Вскоре земля отдала свою добычу. Сначала появилась голова Джона Томаса, затем плечи, но он ни за что не выпустил бы Сэм из рук, если бы в этот момент не появилась машина «Скорой помощи», подпрыгивающая на кочках неровного, бугристого проселка, сопровождаемая несколькими полицейскими машинами.
— Слава Богу, — выдохнул Джон Томас, почувствовав под собой твердую землю. Он выполз спиной из ямы, держа Саманту сверху и стараясь не изменить положения ее тела.
— Сэм, любимая, ты слышишь меня? — Саманта не ответила, и тут он ощутил, насколько холодно ее тело. Ему захотелось отдать ей все свое тепло, всю силу. Дрожащей рукой он провел по кровоподтекам на ее лице и руках. В этот момент он снова понял, как хрупка жизнь, как дорога ему Саманта. Первый раз в жизни Джону Томасу так хотелось поцеловать женщину, и первый раз в жизни он так боялся сделать это. На ее теле не осталось, казалось, ни одного живого места, куда он мог бы поцеловать ее, не причинив боли.

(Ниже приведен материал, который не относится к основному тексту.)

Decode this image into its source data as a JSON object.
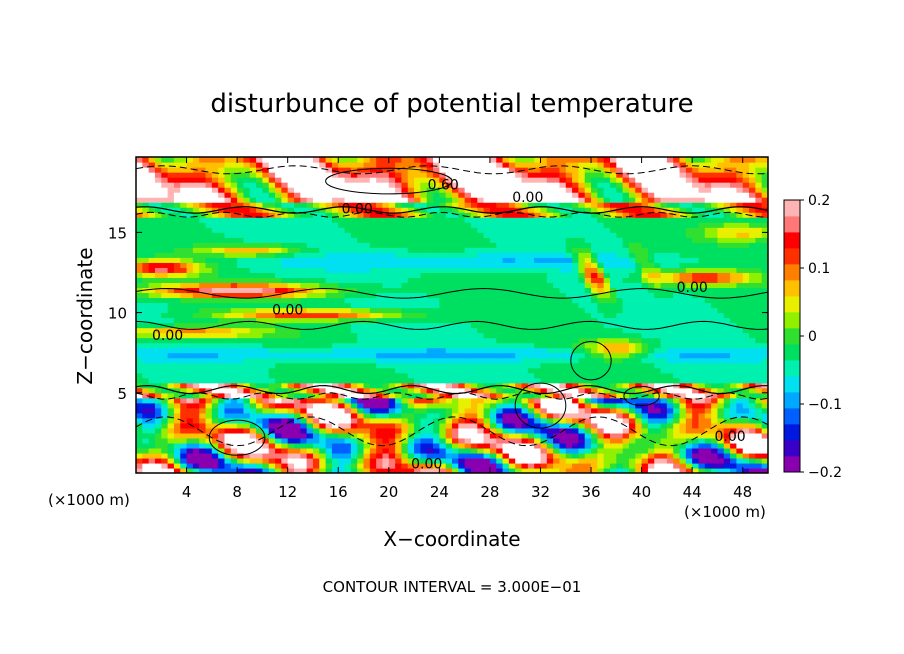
{
  "chart_data": {
    "type": "heatmap",
    "title": "disturbunce of potential temperature",
    "xlabel": "X−coordinate",
    "ylabel": "Z−coordinate",
    "x_unit": "(×1000 m)",
    "y_unit": "(×1000 m)",
    "xlim": [
      0,
      50
    ],
    "ylim": [
      0,
      19.7
    ],
    "x_ticks": [
      4,
      8,
      12,
      16,
      20,
      24,
      28,
      32,
      36,
      40,
      44,
      48
    ],
    "y_ticks": [
      5,
      10,
      15
    ],
    "colorbar": {
      "range": [
        -0.2,
        0.2
      ],
      "ticks": [
        {
          "value": 0.2,
          "label": "0.2"
        },
        {
          "value": 0.1,
          "label": "0.1"
        },
        {
          "value": 0,
          "label": "0"
        },
        {
          "value": -0.1,
          "label": "−0.1"
        },
        {
          "value": -0.2,
          "label": "−0.2"
        }
      ],
      "colors": [
        "#8a00b0",
        "#3a00c8",
        "#0018e0",
        "#0060ff",
        "#00a8ff",
        "#00e0f0",
        "#00f0b0",
        "#00e060",
        "#30e030",
        "#90f000",
        "#e8f000",
        "#ffc000",
        "#ff8000",
        "#ff3000",
        "#ff0000",
        "#ff7878",
        "#ffb4b4"
      ]
    },
    "contour_labels": [
      {
        "x": 24.3,
        "z": 18.0,
        "text": "0.60"
      },
      {
        "x": 17.5,
        "z": 16.5,
        "text": "0.00"
      },
      {
        "x": 31.0,
        "z": 17.2,
        "text": "0.00"
      },
      {
        "x": 12.0,
        "z": 10.2,
        "text": "0.00"
      },
      {
        "x": 2.5,
        "z": 8.6,
        "text": "0.00"
      },
      {
        "x": 44.0,
        "z": 11.6,
        "text": "0.00"
      },
      {
        "x": 23.0,
        "z": 0.6,
        "text": "0.00"
      },
      {
        "x": 47.0,
        "z": 2.3,
        "text": "0.00"
      }
    ],
    "contour_interval": "CONTOUR INTERVAL = 3.000E−01",
    "grid": false,
    "colormap": "rainbow (purple=-0.2 → white=0.2)"
  }
}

— Я люблю тебя, Саманта Джин. Не оставляй меня теперь, — прошептал он, утешая себя тем, что жизнь еще теплится в его возлюбленной.
И она провалилась как раз тогда, когда первый из врачей подошел к ним.

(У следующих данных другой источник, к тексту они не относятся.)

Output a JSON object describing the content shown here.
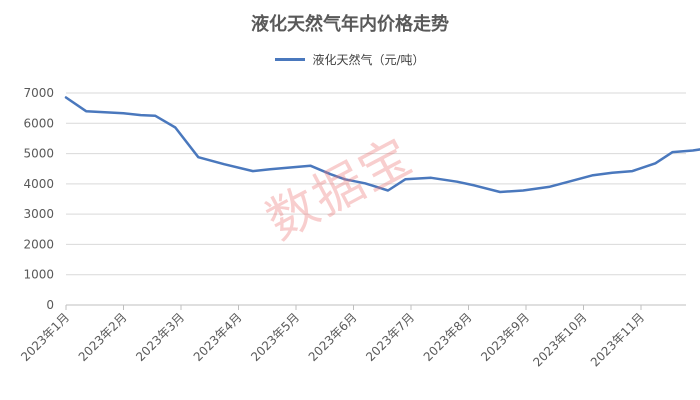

— Она жива? — спросил врач. Джону Томасу пришлось глубоко вздохнуть, прежде чем он смог обрести уверенность и ответить.
— Да, слава Богу.
Когда медики попытались переложить Саманту на носилки, он пристально посмотрел в глаза первому врачу.
— Я не знаю, как она еще дышит, но вы должны сделать так, чтобы она продолжала дышать.
— Мы сделаем все, что в наших силах, и даже больше, Джон Томас. А теперь отпусти ее.
Джон Томас нехотя разомкнул объятия.
Он вскочил на ноги, когда санитары застегнули ремни носилок, и побежал рядом с ними к поджидающей машине «Скорой помощи». Стоило им поставить носилки на полозья и закатить внутрь, как Джон Томас опередил всех и первым забрался в салон.
Монтгомери Тернер остался без дальнейших распоряжений, но он знал, что делать. Помощник шерифа громко свистнул, и Бандит подскочил к нему. Секунду спустя Монти с собакой последовал за остальными.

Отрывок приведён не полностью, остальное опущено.